Sur la Route des vins du Beaujolais, on peut commencer la journée par une dégustation dans une cave centenaire, déjeuner dans une auberge familiale, visiter un village médiéval l’après-midi puis terminer la soirée sur une terrasse face aux vignes illuminées par le soleil couchant. Peu de régions offrent une telle diversité d’expériences dans un périmètre aussi accessible. Le Beaujolais possède cette capacité rare à séduire aussi bien les amateurs de grands vins que les voyageurs en quête d’authenticité, les amoureux de patrimoine, les gourmands, les cyclistes ou les simples contemplatifs.
L’âme chaleureuse du Beaujolais
Parcourir la Route touristique des vins du Beaujolais, c’est finalement découvrir bien plus qu’un vignoble. C’est entrer dans une région qui cultive l’art de vivre avec sincérité. Le Beaujolais ne cherche pas à impressionner. Il préfère séduire doucement, au fil des rencontres, des paysages et des verres partagés. On y vient souvent par curiosité. On en repart presque toujours avec l’envie d’y revenir. Parce qu’ici, chaque village possède son caractère, chaque colline sa lumière, chaque cave son histoire.

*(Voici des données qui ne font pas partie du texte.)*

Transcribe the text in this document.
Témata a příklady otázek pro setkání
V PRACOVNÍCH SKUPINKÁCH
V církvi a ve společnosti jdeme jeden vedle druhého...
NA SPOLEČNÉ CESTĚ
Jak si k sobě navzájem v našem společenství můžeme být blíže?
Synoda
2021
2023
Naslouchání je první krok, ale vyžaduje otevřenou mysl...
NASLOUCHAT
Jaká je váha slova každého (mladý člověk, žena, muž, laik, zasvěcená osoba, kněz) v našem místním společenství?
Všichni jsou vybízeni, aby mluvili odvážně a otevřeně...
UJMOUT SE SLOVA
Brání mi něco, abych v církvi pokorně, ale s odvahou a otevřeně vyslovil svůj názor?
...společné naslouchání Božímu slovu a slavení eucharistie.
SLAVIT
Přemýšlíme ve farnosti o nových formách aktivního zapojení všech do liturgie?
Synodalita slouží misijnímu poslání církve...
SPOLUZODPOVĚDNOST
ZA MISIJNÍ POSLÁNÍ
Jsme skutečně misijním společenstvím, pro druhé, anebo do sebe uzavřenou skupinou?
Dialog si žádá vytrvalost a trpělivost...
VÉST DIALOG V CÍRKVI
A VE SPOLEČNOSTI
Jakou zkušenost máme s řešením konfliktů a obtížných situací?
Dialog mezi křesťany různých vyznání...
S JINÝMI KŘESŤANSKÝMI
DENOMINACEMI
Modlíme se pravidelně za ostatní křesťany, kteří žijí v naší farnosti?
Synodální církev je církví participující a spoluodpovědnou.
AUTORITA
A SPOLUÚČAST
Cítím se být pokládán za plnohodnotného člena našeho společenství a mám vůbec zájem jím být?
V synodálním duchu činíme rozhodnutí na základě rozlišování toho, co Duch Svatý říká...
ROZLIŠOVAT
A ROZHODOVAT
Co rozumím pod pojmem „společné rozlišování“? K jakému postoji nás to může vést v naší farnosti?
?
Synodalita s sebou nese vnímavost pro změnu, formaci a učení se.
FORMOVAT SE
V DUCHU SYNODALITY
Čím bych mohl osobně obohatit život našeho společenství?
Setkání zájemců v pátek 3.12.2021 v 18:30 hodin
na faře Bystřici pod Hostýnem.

Et surtout parce que le Beaujolais rappelle quelque chose d’essentiel : le plaisir du voyage naît souvent des choses simples. Une route qui serpente entre les vignes. Une table généreuse. Un coucher de soleil sur les pierres dorées. Un verre de gamay partagé dans une cave fraîche pendant qu’un vigneron raconte son terroir avec passion. Le Beaujolais offre tout cela à la fois. Un territoire vivant, gourmand et lumineux, où le voyage prend naturellement le goût du partage et de la douceur de vivre.